First solar-based process revealed to safely, efficiently split water

January 8, 2020 |

From Israel, word comes from researchers at the Technion – Israel Institute of Technology and the University of Porto in Portugal who have developed a prototype system for efficient and safe production of hydrogen using only solar energy. 

The details are here in Joule.

The technology breakthrough

The system contains a tandem cell solar device, which enables more efficient utilization of the light spectrum. Some of the sun’s radiation is absorbed in the upper layer, which is made of semi-transparent iron oxide. The radiation that is not absorbed in this layer passes through it and is subsequently absorbed by a photovoltaic cell. Together, the two layers of the system provide the energy needed to decompose the water.

The innovative system is a continuation of the theoretical breakthrough by the Technion research team, presented in a June 2017 article in Nature Materials. In that article, the researchers introduced a paradigmatic shift in hydrogen production: Instead of one production cell where the water is broken down into hydrogen and oxygen, the researchers developed a system where hydrogen and oxygen are formed in two completely different cells. This development is important in part because mixing oxygen and hydrogen creates an explosive and dangerous interaction. The researchers presented the proof of feasibility in a laboratory system operated with a conventional power source.

Now, in the current study in Joule, the researchers present the realization of the theory in applied development – a photoelectrochemical prototype system that produces hydrogen and oxygen in two separate cells using only sunlight. As part of the experiment approximately 80 working hours (10 days of about 8 hours) were conducted, demonstrating the efficiency of the system in natural sunlight. The experiment was conducted in the Faculty of Chemical Engineering at the Technion.

The Technology Backstory

The most in-vogue alternative to producing hydrogen from fossil natural gas is electrolysis – decomposition of water for hydrogen and oxygen. 

Against this backdrop, the photoelectrochemical process developed, which breaks down the water directly using the sun’s radiation. 

Although here too, there are various technological challenges. For example, the production of hydrogen using the conventional method of electrolysis – the decomposition of water into hydrogen and oxygen in the same production cell – involves risk because the encounter between hydrogen and oxygen leads to an explosion.

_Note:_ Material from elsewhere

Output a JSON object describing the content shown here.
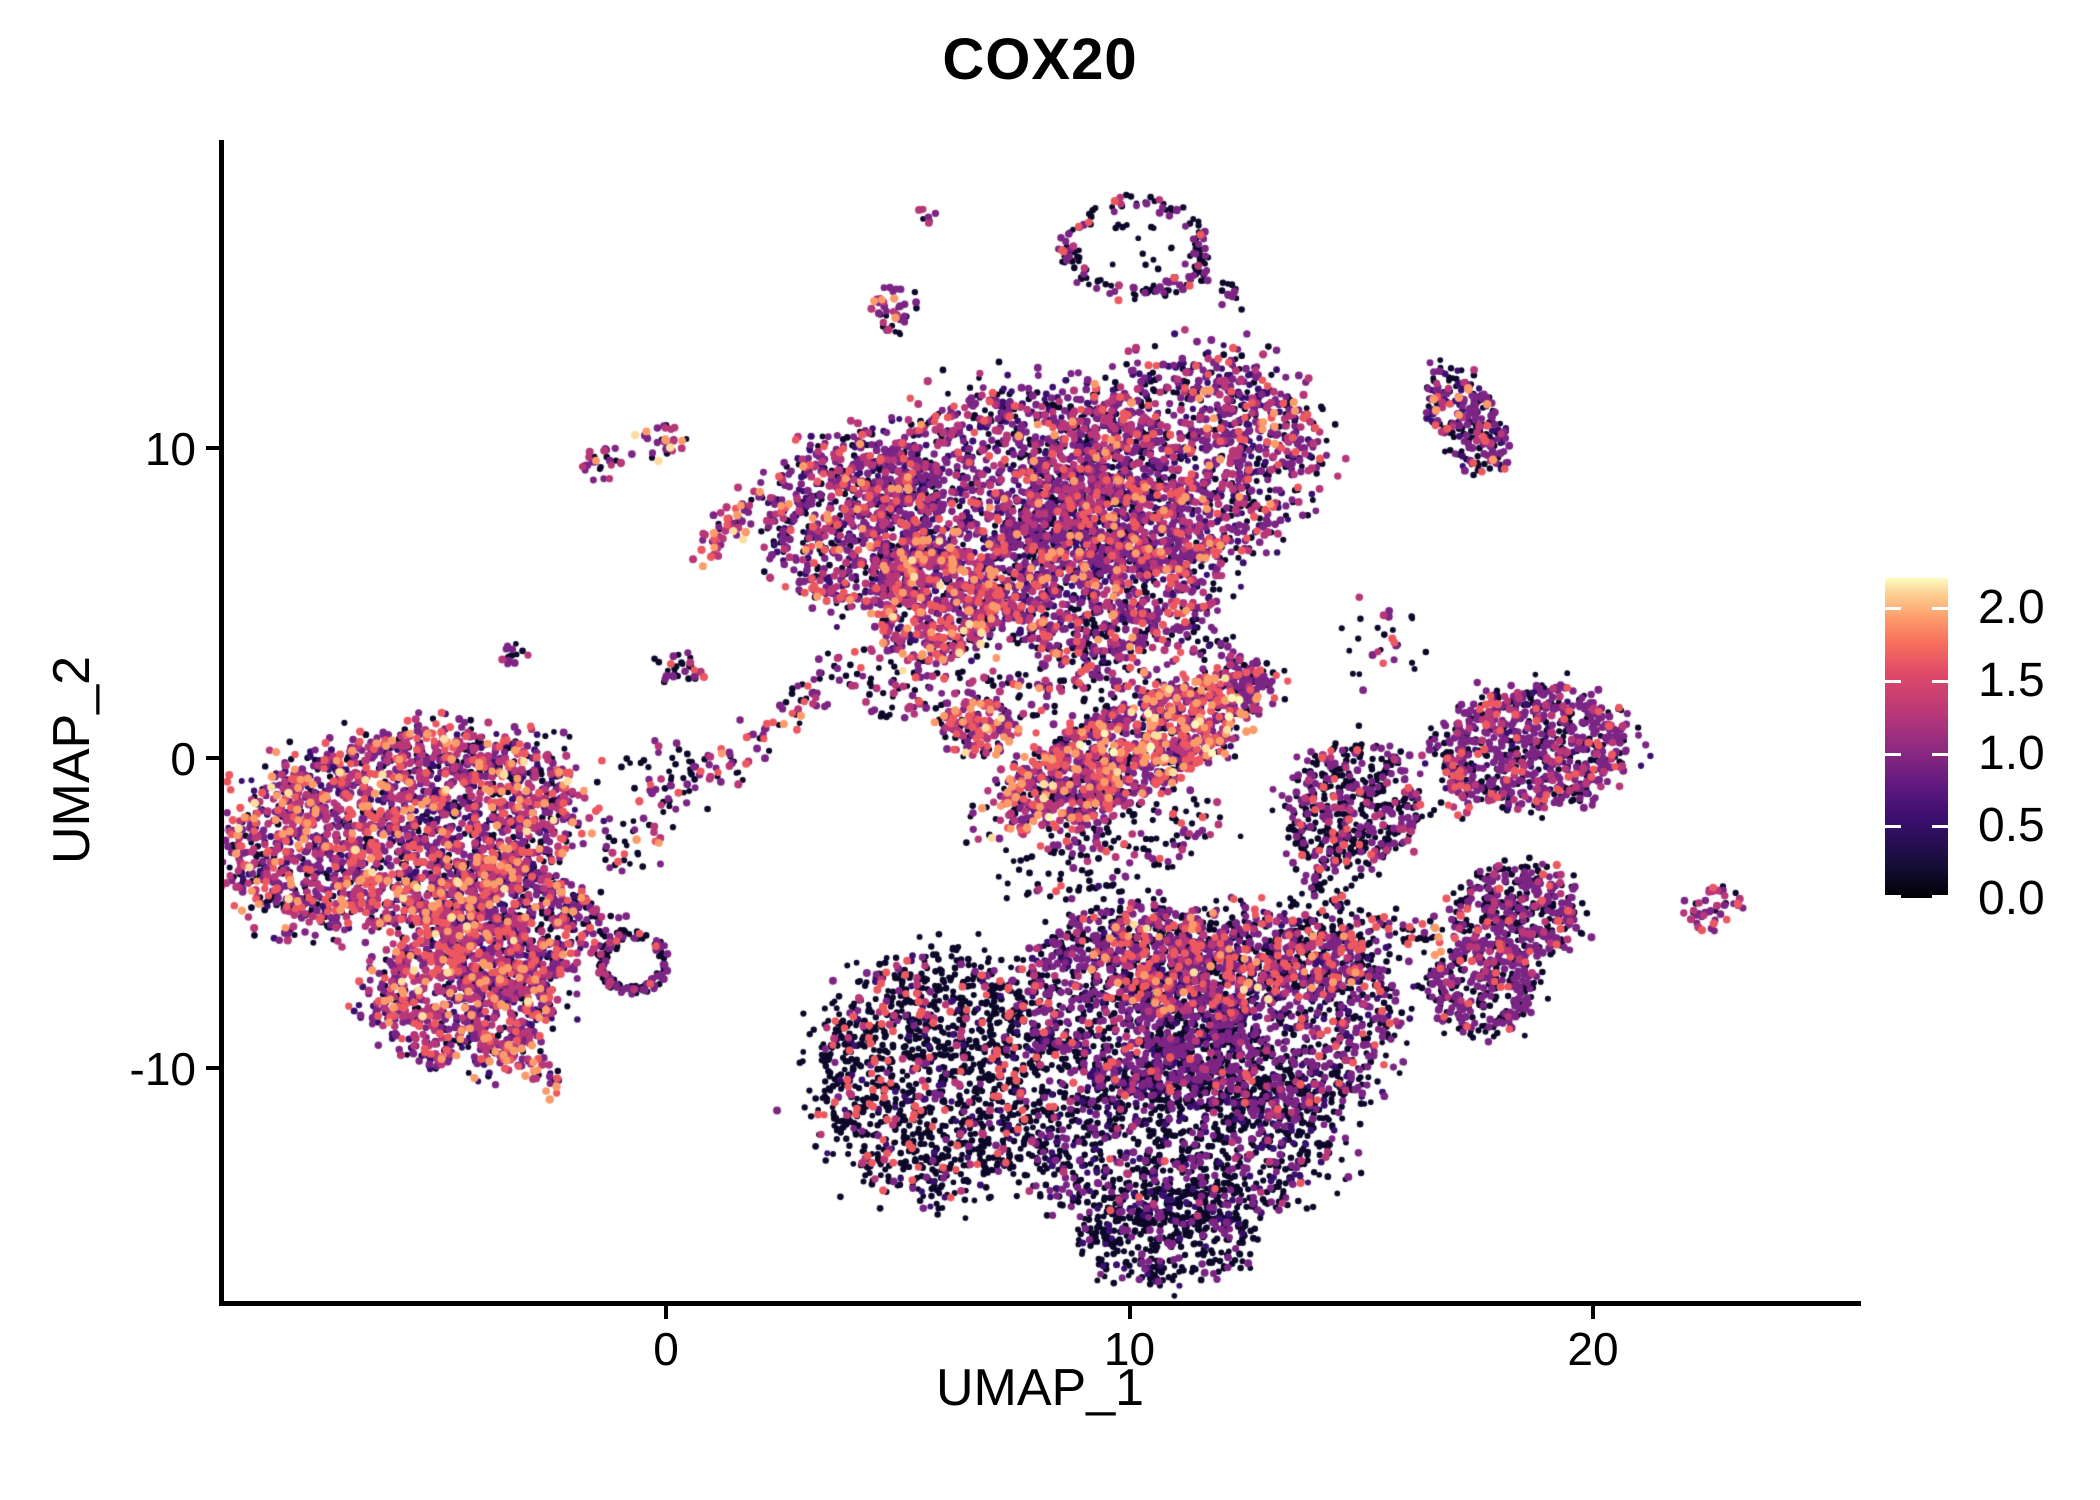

Moreover, in large-scale solar fields, it is very difficult to produce hydrogen in this configuration. Hence the importance of the current breakthrough presented in Joule.

The researchers hope that academics and industry will continue and advance the system into a commercial product.

The research was supported by the Nancy and Stephen Grand Technion Energy Program (GTEP), funding from U.S. donor Ed Satell, the Adelis Foundation, Ministry of Energy and the European Commission (two ERC grants), and the National Science Foundation PAT Excellence Center.